Oltre alla diarrea, altri effetti collaterali gastrointestinali sono stati nausea (43%), affaticamento (27%), vomito (26,2%) e dolore addominale (24,1%). Nel gruppo placebo, l’incidenza della diarrea di qualsiasi grado è stata del 35,4%, ma l’incidenza della diarrea di grado 3/4 è stata solo dell’1,6%.

"Le donne che hanno avuto diarrea di grado 2 o 3, in gran parte l’hanno avuta entro i primi 30 giorni di trattamento ed è stata gestibile" ha riferito l’autrice. Per ridurre l’incidenza di quest’effetto collaterale, la Chan ha raccomandato una profilassi intensiva con loperamide. Ci sono studi, infatti, che hanno dimostrato come questo trattamento possa ridurre l’incidenza della diarrea fino al 17%.

Altri eventi avversi di particolare interesse sono stati il prolungamento dell'intervallo QT, meno comune nel gruppo neratinib rispetto al gruppo di controllo (3,5% vs 6,6%), e alterazioni della frazione di eiezione ventricolare sinistra di grado ≥2 (1,3% contro 1,1%).

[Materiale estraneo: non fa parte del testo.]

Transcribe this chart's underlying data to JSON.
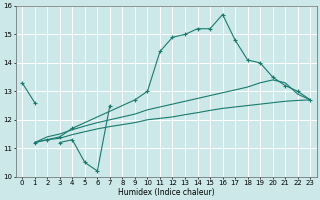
{
  "title": "",
  "xlabel": "Humidex (Indice chaleur)",
  "ylabel": "",
  "bg_color": "#cce8e8",
  "grid_color": "#ffffff",
  "line_color": "#1a7a6e",
  "xlim": [
    -0.5,
    23.5
  ],
  "ylim": [
    10,
    16
  ],
  "xticks": [
    0,
    1,
    2,
    3,
    4,
    5,
    6,
    7,
    8,
    9,
    10,
    11,
    12,
    13,
    14,
    15,
    16,
    17,
    18,
    19,
    20,
    21,
    22,
    23
  ],
  "yticks": [
    10,
    11,
    12,
    13,
    14,
    15,
    16
  ],
  "lines": [
    {
      "x": [
        0,
        1
      ],
      "y": [
        13.3,
        12.6
      ],
      "marker": true
    },
    {
      "x": [
        3,
        4,
        5,
        6,
        7
      ],
      "y": [
        11.2,
        11.3,
        10.5,
        10.2,
        12.5
      ],
      "marker": true
    },
    {
      "x": [
        1,
        2,
        3,
        4,
        9,
        10,
        11,
        12,
        13,
        14,
        15,
        16,
        17,
        18,
        19,
        20,
        21,
        22,
        23
      ],
      "y": [
        11.2,
        11.3,
        11.4,
        11.7,
        12.7,
        13.0,
        14.4,
        14.9,
        15.0,
        15.2,
        15.2,
        15.7,
        14.8,
        14.1,
        14.0,
        13.5,
        13.2,
        13.0,
        12.7
      ],
      "marker": true
    },
    {
      "x": [
        1,
        2,
        3,
        4,
        5,
        6,
        7,
        8,
        9,
        10,
        11,
        12,
        13,
        14,
        15,
        16,
        17,
        18,
        19,
        20,
        21,
        22,
        23
      ],
      "y": [
        11.2,
        11.4,
        11.5,
        11.65,
        11.78,
        11.9,
        12.0,
        12.1,
        12.2,
        12.35,
        12.45,
        12.55,
        12.65,
        12.75,
        12.85,
        12.95,
        13.05,
        13.15,
        13.3,
        13.4,
        13.3,
        12.9,
        12.7
      ],
      "marker": false
    },
    {
      "x": [
        1,
        2,
        3,
        4,
        5,
        6,
        7,
        8,
        9,
        10,
        11,
        12,
        13,
        14,
        15,
        16,
        17,
        18,
        19,
        20,
        21,
        22,
        23
      ],
      "y": [
        11.2,
        11.3,
        11.35,
        11.48,
        11.58,
        11.68,
        11.76,
        11.83,
        11.9,
        12.0,
        12.05,
        12.1,
        12.18,
        12.25,
        12.33,
        12.4,
        12.45,
        12.5,
        12.55,
        12.6,
        12.65,
        12.68,
        12.7
      ],
      "marker": false
    }
  ]
}
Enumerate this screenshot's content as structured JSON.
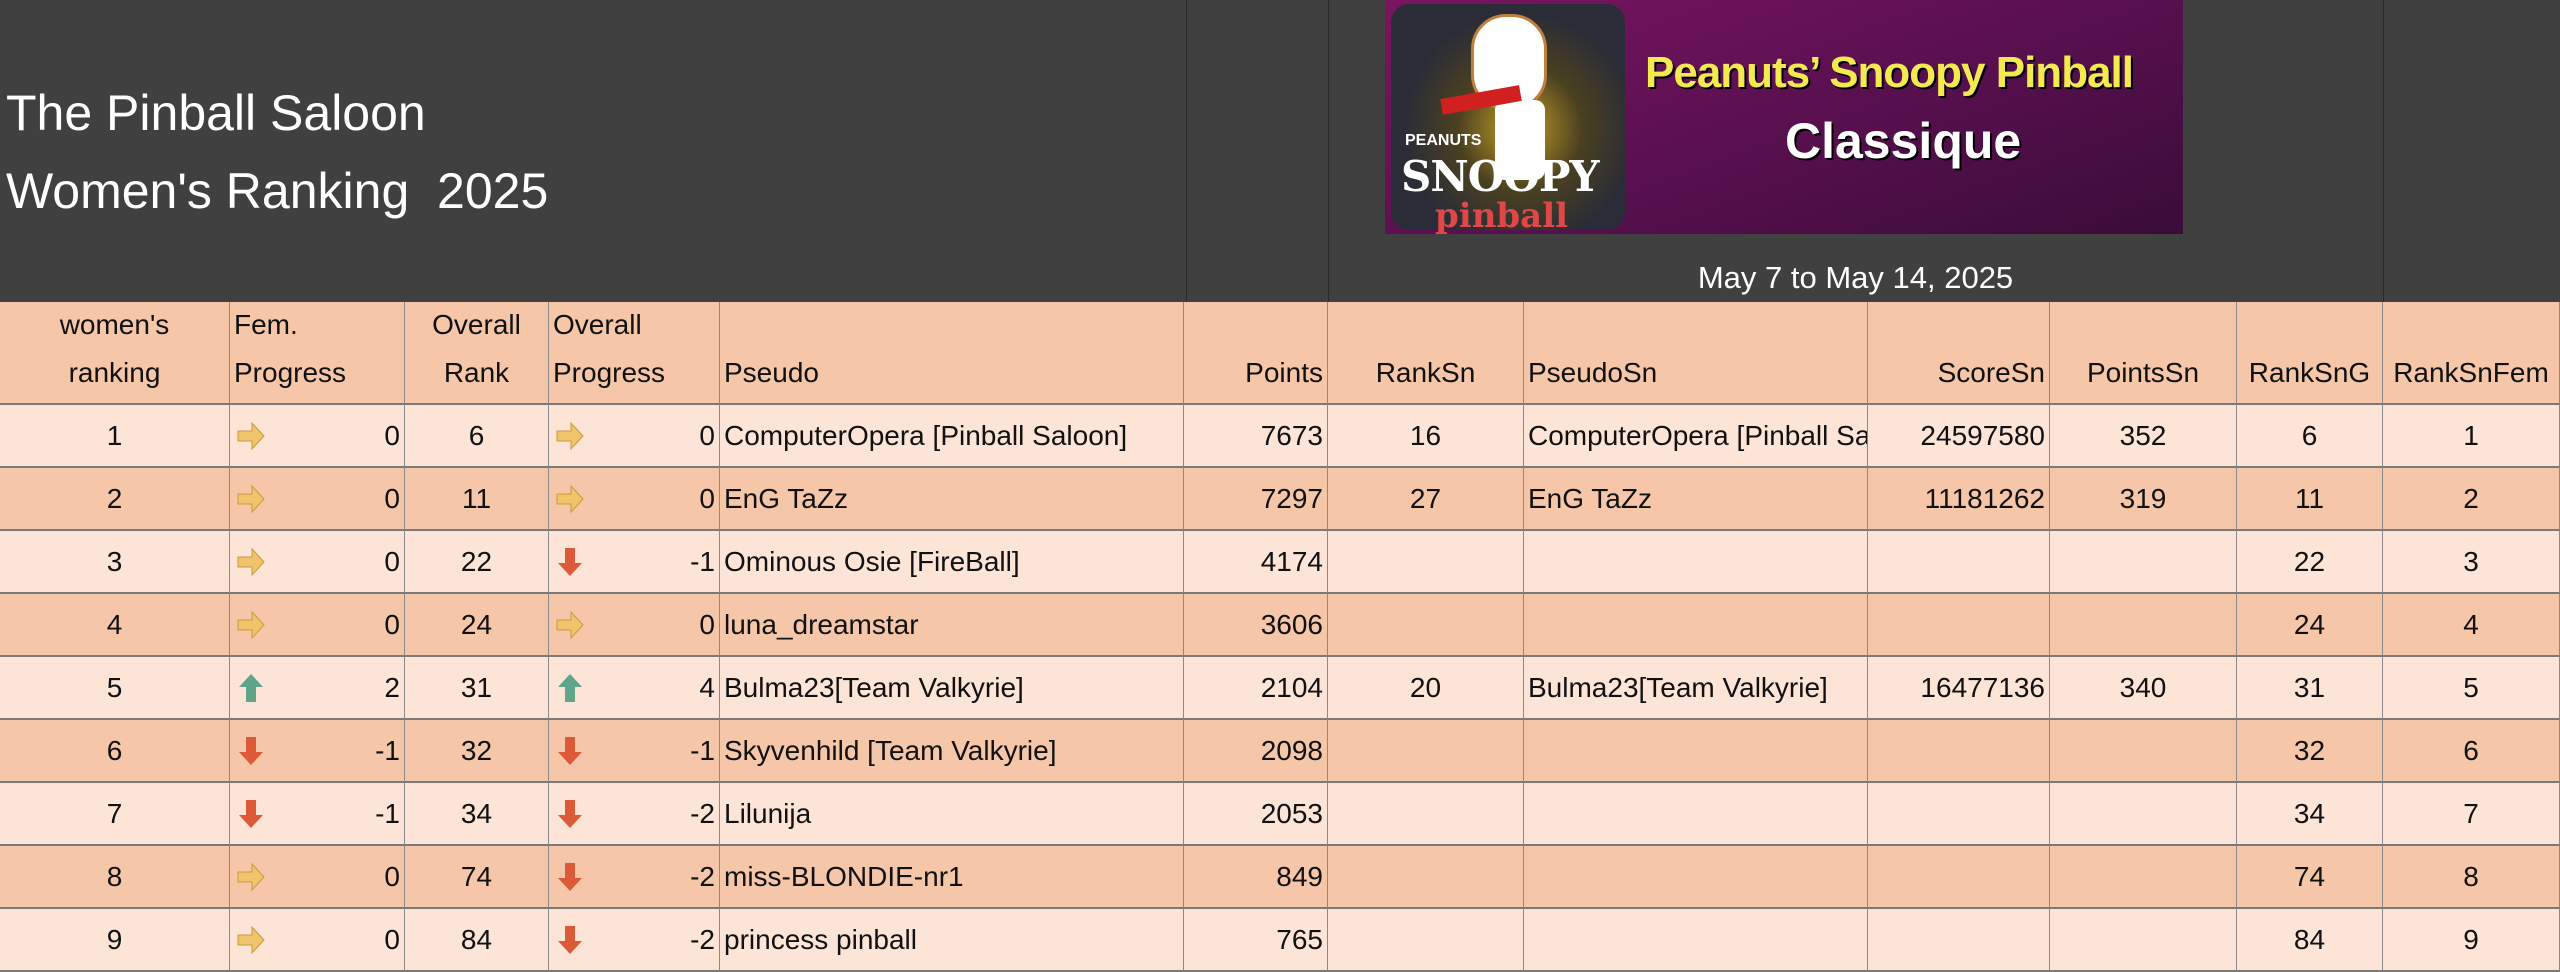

"La tossicità cardiaca è risultata poco frequente, generalmente asintomatica e non ha mostrato alcuna differenza significativa tra i due bracci" ha osservato l’autrice.

Lo studio ExteNET è ancora in corso e con l’ulteriore follow-up si potranno valutare la DFS invasiva a 5 anni e l’OS a 5 anni.

Alessandra Terzaghi

Chan A, Delaloge S, Holmes FA, et al. Neratinib after adjuvant chemotherapy and trastuzumab in HER2-positive early breast cancer: Primary analysis at 2 years of a phase 3, randomized, placebo-controlled trial (ExteNET). J Clin Oncol. 2015;33 (suppl; abstr 508).